In this study, there were some differences in the results between the different populations in the sub-analyses. For example, VFM_2D and VFM_3D were statistically significant for renal cancers, SFM_3D, SFA_2D and FBM_3D for GIST and MBA_2D and MBM_3D for HCC, while the other cancer types had no significant parameter. This difference could be explained by the lack of statistical power due to the reduced number of patients in the subpopulations but also by the preponderant prognostic role of neoplasia for some types of cancer. Morever, the difference in body composition [27] might also be the reason some parameters were significant for men and not for women.

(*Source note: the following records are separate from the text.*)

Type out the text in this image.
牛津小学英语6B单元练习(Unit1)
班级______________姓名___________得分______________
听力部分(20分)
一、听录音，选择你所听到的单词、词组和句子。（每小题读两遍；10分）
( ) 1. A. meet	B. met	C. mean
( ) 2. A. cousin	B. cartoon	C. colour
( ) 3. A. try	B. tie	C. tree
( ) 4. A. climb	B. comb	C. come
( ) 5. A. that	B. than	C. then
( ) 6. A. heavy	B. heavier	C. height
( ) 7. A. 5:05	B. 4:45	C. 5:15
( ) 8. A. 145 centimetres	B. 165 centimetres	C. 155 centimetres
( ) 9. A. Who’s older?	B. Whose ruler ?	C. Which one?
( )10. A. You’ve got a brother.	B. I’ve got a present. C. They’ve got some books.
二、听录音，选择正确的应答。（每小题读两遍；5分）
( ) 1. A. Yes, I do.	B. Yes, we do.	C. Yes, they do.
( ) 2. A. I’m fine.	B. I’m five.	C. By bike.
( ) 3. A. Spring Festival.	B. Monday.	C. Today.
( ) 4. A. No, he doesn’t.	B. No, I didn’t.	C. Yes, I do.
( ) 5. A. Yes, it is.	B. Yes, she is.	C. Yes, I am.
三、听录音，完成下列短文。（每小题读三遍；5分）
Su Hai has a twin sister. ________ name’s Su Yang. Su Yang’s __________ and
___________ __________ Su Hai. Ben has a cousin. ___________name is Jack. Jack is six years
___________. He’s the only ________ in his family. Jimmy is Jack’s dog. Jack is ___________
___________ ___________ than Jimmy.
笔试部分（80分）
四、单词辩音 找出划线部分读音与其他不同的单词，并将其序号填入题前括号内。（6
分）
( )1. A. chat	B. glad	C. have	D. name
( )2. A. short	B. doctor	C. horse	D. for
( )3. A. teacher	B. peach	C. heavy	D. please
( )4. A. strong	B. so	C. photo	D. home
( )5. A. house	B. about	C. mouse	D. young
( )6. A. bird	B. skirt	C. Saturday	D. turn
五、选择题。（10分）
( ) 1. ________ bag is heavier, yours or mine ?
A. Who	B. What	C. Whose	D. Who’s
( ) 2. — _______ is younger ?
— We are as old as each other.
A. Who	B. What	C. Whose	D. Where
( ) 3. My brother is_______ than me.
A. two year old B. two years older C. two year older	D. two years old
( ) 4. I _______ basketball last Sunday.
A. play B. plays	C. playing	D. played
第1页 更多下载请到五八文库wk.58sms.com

In the subgroup analysis by cancer type, some results are similar to what has been shown in the literature. Firstly, visceral fat was a prognostic factor for kidney cancer [28]. Secondly, S. Antoun and al. showed that low BMI (<25 kg/m²) with diminished muscle area was a significant predictor of toxicity in metastatic RC patients treated with sorafenib [11], muscle loss being specifically exacerbated by this treatment [29]. Moreover, we found that muscle was a prognostic factor for HCC which has already been documented [30]. The subcutaneous and total fat (which are highly correlated) are prognostic factor for GIST which has not yet, to our knowledge, been documented in the literature, possibly due to the relative rarity of this disease.

This study has some limitations. Its retrospective nature may have led to a lack of data. Thus, the weight of the patients, a variable parameter according to time, was not systematically available in a period corresponding to the realization of the CT examination which did not allow us to compare the body composition parameters with BMI. Furthermore, although the population is large (corresponding to cancers treated with one type of targeted therapy), it is nevertheless heterogeneous, which explains the relatively moderate, albeit statistically significant, overall prognostic values and the differences observed in the subgroup analyses, by gender and by type of cancer. Thus, rather than being used in the general population, body composition may be best used for specific types of cancers and patients.

Finally, the use of body composition to determine prognosis, using fat compartments, as shown in this study, could be useful to choose therapeutic modalities or adapt dosages to the morphotype. The physiopathological principles remain to be determined further in pre-clinical and/or prospective studies. Moreover, if body composition corresponds to a description of the tumor host, its association with parameters describing the tumor could be of interest to better specify the prognosis. This could, for example, be associated with a radiomic analysis using artificial intelligence models, as performed by Schutte et al. on the same database, combining ultrasound images, CT images and clinical data [31].

5. Conclusions

Automatic and three-dimensional body composition on pre-therapeutic CT scans is feasible and can improve prognostication in patients treated with antiangiogenic drugs. Three-dimensional measurements are more effective than two-dimensional measurements.